A giugno, Eden Farmed Animal Sanctuary, in Irlanda, ha lanciato una campagna che ha fatto il giro del Regno Unito. Con lo slogan “Si fidano di noi. Li mandiamo al macello” accanto all’immagine di un agnellino che prende il latte da una mano umana con un biberon, l’associazione chiedeva alle persone di passare al veganismo.
Nel mese di novembre, la stessa associazione, in Scozia, ha affisso i cartelloni con gli animali salvati negli anni e che oggi ancora vivono liberi nel santuario.
In Italia, Animalisti FVG ha lanciato una campagna di controinformazione per contrastare l’orribile Sagra degli Osei di Sacile, la più grande e importante fiera avicola d’Europa.
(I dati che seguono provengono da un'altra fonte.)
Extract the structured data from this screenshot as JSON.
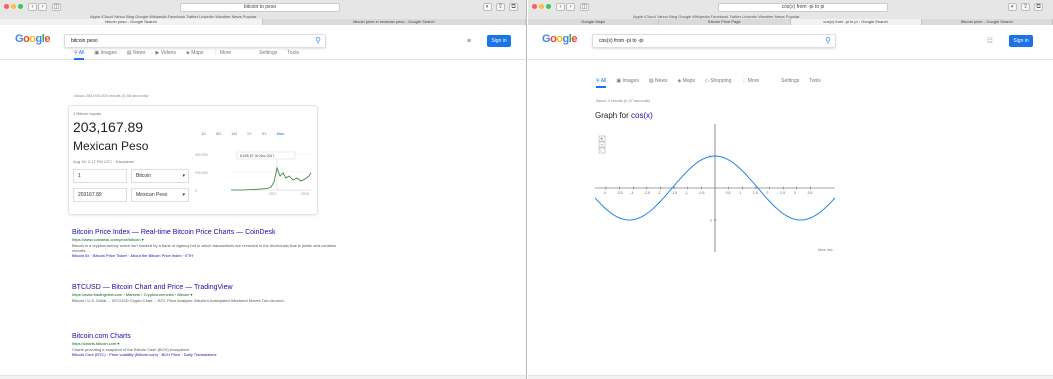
{
  "colors": {
    "accent": "#1a73e8",
    "link": "#1a0dab",
    "url": "#006621",
    "chart_line": "#1e88e5",
    "btc_line": "#2e7d32"
  },
  "left": {
    "window": {
      "url": "bitcoin to peso",
      "tabs": [
        "bitcoin peso - Google Search",
        "bitcoin price in mexican peso - Google Search"
      ],
      "bookmarks": "Apple iCloud Yahoo Bing Google Wikipedia Facebook Twitter LinkedIn Weather News Popular"
    },
    "search": {
      "logo": "Google",
      "query": "bitcoin peso",
      "signin": "Sign in"
    },
    "menu": [
      "All",
      "Images",
      "News",
      "Videos",
      "Maps",
      "More",
      "Settings",
      "Tools"
    ],
    "stats": "About 203,000,000 results (0.58 seconds)",
    "converter": {
      "label": "1 Bitcoin equals",
      "value": "203,167.89",
      "unit": "Mexican Peso",
      "date": "Aug 16, 2:17 PM UTC · Disclaimer",
      "ranges": [
        "1D",
        "5D",
        "1M",
        "1Y",
        "5Y",
        "Max"
      ],
      "amount": "1",
      "currency": "Bitcoin",
      "result": "203167.89",
      "result_currency": "Mexican Peso",
      "tooltip": "8,005.57  30 Nov 2017",
      "yticks": [
        "400,000",
        "200,000",
        "0"
      ],
      "xticks": [
        "2017",
        "2018"
      ]
    },
    "results": [
      {
        "title": "Bitcoin Price Index — Real-time Bitcoin Price Charts — CoinDesk",
        "url": "https://www.coindesk.com/price/bitcoin ▾",
        "snippet": "Bitcoin is a cryptocurrency which isn't backed by a bank or agency but in which transactions are recorded in the blockchain that is public and contains records ...",
        "links": "Bitcoin 5x · Bitcoin Price Ticker · About the Bitcoin Price Index · ETH"
      },
      {
        "title": "BTCUSD — Bitcoin Chart and Price — TradingView",
        "url": "https://www.tradingview.com › Markets › Cryptocurrencies › Bitcoin ▾",
        "snippet": "Bitcoin / U.S. Dollar ... BTCUSD Crypto Chart ... BTC Price Analysis: Bitcoin's Anticipated Weekend Moves Turn Around.",
        "links": ""
      },
      {
        "title": "Bitcoin.com Charts",
        "url": "https://charts.bitcoin.com ▾",
        "snippet": "Charts providing a snapshot of the Bitcoin Cash (BCH) ecosystem.",
        "links": "Bitcoin Core (BTC) · Price volatility (Bitcoin.com) · BCH Price · Daily Transactions"
      }
    ]
  },
  "right": {
    "window": {
      "url": "cos(x) from -pi to pi",
      "tabs": [
        "Google Maps",
        "Bitcoin Price Page",
        "cos(x) from -pi to pi - Google Search",
        "Bitcoin price - Google Search"
      ],
      "bookmarks": "Apple iCloud Yahoo Bing Google Wikipedia Facebook Twitter LinkedIn Weather News Popular"
    },
    "search": {
      "logo": "Google",
      "query": "cos(x) from -pi to -pi",
      "signin": "Sign in"
    },
    "menu": [
      "All",
      "Images",
      "News",
      "Maps",
      "Shopping",
      "More",
      "Settings",
      "Tools"
    ],
    "stats": "About 4 results (0.47 seconds)",
    "graph_title_prefix": "Graph for ",
    "graph_title_expr": "cos(x)",
    "more_info": "More info"
  },
  "chart_data": {
    "type": "line",
    "title": "Graph for cos(x)",
    "x": [
      -4,
      -3.5,
      -3,
      -2.5,
      -2,
      -1.5,
      -1,
      -0.5,
      0,
      0.5,
      1,
      1.5,
      2,
      2.5,
      3,
      3.5,
      4
    ],
    "series": [
      {
        "values": [
          -0.654,
          -0.936,
          -0.99,
          -0.801,
          -0.416,
          0.071,
          0.54,
          0.878,
          1,
          0.878,
          0.54,
          0.071,
          -0.416,
          -0.801,
          -0.99,
          -0.936,
          -0.654
        ]
      }
    ],
    "xticks": [
      "-4",
      "-3.5",
      "-3",
      "-2.5",
      "-2",
      "-1.5",
      "-1",
      "-0.5",
      "0.5",
      "1",
      "1.5",
      "2",
      "2.5",
      "3",
      "3.5"
    ],
    "yticks": [
      "1",
      "-1"
    ],
    "xlim": [
      -4.4,
      4.4
    ],
    "ylim": [
      -2,
      2
    ],
    "grid": false
  }
}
A Pordenone gli attivisti hanno affisso, per ben quattro volte un cartellone di grandi dimensioni e, contemporaneamente, hanno lanciato il libro “Volare” con la loro firma, che contiene numerose testimonianze e contributi.
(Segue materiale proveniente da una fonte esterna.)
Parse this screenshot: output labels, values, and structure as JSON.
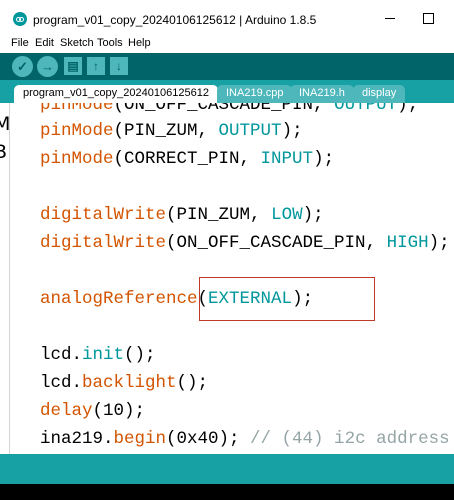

Anche i vagoni della metropolitana di Londra, grazie a Veganuary Team, sono stati ricoperti di cartelloni pubblicitari animalisti per sensibilizzare i cittadini, chiedendo loro di provare a non mangiare animali da gennaio. Ogni manifesto dei tre, presenta un animale d’allevamento con su scritto il nome, la crudeltà inflittagli e un hashtag salva+ilnome dell’animale ritratto. Gli annunci sono stati messi su diversi treni delle varie linee.
La strategia adottata da queste associazioni sembra funzionare. L’associazione Veganuary, dopo il lancio della campagna, ha raccolto velocemente più di 10.000 iscrizioni.
Che queste campagne di controinformazione siano d’ispirazione per tutti noi nel 2017!